Exceptional drought encompasses central parts of the state, including the entire San Francisco Bay Area. San Diego and Los Angeles — where wildfires have scorched 14 square miles this week — are both under “extreme” drought conditions.

califire051514_003
A wildfire burns near a home on Wednesday, May 14, 2014, in San Marcos, Calif. Flames engulfed suburban homes and shot up along canyon ridges in one of the worst of several blazes that broke out Wednesday in Southern California during a second day of a sweltering heat wave, taxing fire crews who fear the scattered fires mark only the beginning of a long wildfire season. (AP Photo) ORG XMIT: CAJH115(Photo: AP)

So far this year, San Diego has received only 2.8 inches of rain, less than half of average, according to the National Weather Service.

Svoboda calls the current drought once in a generation; the most comparable recent one would be the drought of 1976-77. But the impacts today are more intense because the state’s population has doubled since then while the state’s water supply has remained fixed, he said.

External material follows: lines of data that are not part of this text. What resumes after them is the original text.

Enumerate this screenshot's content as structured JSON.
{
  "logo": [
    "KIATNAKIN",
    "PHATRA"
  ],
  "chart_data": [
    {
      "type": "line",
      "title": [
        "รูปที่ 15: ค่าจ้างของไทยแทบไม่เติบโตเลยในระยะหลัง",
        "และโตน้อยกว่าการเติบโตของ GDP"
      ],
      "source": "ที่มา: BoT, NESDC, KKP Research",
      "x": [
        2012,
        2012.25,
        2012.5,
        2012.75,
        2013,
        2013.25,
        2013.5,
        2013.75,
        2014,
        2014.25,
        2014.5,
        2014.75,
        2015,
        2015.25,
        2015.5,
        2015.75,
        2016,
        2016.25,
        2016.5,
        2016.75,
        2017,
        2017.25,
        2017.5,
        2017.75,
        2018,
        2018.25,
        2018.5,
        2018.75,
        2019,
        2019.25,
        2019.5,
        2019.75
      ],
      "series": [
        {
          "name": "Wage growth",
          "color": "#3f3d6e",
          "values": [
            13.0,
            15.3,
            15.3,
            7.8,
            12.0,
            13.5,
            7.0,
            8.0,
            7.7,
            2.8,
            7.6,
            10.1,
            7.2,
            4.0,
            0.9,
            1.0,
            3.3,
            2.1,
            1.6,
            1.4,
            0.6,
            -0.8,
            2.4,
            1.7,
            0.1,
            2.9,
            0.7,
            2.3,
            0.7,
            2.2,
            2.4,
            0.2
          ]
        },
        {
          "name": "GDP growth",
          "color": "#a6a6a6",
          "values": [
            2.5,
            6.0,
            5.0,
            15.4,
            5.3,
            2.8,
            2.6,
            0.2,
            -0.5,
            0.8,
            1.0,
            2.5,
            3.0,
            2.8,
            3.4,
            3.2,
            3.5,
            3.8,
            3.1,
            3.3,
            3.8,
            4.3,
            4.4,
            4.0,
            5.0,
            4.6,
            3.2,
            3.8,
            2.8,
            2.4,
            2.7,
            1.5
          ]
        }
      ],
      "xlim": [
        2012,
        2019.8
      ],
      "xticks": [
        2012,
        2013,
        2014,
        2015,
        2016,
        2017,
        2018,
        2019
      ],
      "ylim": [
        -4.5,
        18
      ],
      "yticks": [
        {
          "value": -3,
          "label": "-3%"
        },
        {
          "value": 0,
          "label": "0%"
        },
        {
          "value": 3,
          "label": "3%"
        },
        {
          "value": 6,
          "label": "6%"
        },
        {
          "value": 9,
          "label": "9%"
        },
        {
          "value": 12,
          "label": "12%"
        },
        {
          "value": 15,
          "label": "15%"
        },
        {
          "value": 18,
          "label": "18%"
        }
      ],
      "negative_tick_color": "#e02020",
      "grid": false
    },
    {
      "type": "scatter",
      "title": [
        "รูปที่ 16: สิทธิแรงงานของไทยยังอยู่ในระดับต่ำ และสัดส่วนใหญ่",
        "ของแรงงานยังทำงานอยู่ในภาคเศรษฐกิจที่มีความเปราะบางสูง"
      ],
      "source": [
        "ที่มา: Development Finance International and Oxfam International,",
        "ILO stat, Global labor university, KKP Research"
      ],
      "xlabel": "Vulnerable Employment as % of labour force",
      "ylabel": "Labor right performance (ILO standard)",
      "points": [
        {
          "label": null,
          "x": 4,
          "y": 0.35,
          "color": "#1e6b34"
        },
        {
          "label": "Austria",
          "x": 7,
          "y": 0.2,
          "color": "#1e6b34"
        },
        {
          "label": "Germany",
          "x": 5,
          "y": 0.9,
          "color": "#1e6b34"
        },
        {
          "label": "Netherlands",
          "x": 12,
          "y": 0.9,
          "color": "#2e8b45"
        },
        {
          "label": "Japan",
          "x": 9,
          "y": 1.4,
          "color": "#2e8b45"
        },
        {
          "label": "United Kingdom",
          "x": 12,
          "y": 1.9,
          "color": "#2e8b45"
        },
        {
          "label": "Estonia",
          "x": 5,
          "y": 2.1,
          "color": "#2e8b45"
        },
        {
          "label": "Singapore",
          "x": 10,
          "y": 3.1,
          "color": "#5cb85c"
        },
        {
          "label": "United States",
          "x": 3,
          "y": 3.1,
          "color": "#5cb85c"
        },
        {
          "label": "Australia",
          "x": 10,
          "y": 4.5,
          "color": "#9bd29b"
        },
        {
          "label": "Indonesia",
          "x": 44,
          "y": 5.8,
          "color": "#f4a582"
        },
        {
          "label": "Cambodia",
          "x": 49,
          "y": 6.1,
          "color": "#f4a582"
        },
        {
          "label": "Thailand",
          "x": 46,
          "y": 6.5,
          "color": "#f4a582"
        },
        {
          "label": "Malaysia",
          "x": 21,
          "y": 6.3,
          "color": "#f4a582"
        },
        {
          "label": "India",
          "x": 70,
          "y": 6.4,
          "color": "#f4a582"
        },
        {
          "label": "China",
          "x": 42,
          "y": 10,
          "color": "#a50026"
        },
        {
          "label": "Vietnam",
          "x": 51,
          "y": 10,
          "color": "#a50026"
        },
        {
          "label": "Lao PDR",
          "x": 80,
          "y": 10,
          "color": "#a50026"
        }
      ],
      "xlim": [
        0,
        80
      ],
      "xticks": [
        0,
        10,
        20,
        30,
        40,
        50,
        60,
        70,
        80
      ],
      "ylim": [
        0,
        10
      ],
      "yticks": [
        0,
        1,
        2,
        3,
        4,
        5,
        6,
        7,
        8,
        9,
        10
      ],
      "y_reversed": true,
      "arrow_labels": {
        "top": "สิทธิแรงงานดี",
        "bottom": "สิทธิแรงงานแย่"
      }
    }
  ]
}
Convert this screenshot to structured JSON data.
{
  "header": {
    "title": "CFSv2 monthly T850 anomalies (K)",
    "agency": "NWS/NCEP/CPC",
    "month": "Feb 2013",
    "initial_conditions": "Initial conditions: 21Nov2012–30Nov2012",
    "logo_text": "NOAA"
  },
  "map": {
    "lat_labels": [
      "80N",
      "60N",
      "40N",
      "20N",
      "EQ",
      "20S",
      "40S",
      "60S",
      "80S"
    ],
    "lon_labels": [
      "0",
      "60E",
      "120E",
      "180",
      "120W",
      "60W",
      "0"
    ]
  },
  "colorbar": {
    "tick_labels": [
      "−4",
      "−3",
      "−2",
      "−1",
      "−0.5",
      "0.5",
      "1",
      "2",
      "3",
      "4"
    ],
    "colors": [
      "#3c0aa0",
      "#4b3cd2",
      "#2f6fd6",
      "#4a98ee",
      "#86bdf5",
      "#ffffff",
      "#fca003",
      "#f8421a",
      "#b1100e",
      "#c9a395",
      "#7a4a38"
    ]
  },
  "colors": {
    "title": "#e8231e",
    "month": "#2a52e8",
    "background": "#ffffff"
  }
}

Svoboda said the only other California drought similar to today’s was during the 1920s. But the state’s population then was 1/10th of what it is now.

What might pull the state out of the drought is an El Nino that’s predicted to form later in the year. El Nino is a periodic climate pattern that sometimes — but not always — brings excess rain and snow to California.

“All eyes are on El Nino, although the intensity is going to be the key,” Svoboda said. “I’d hate to wish for a super strong El Nino given the damage it can cause, but they desperately need the water!”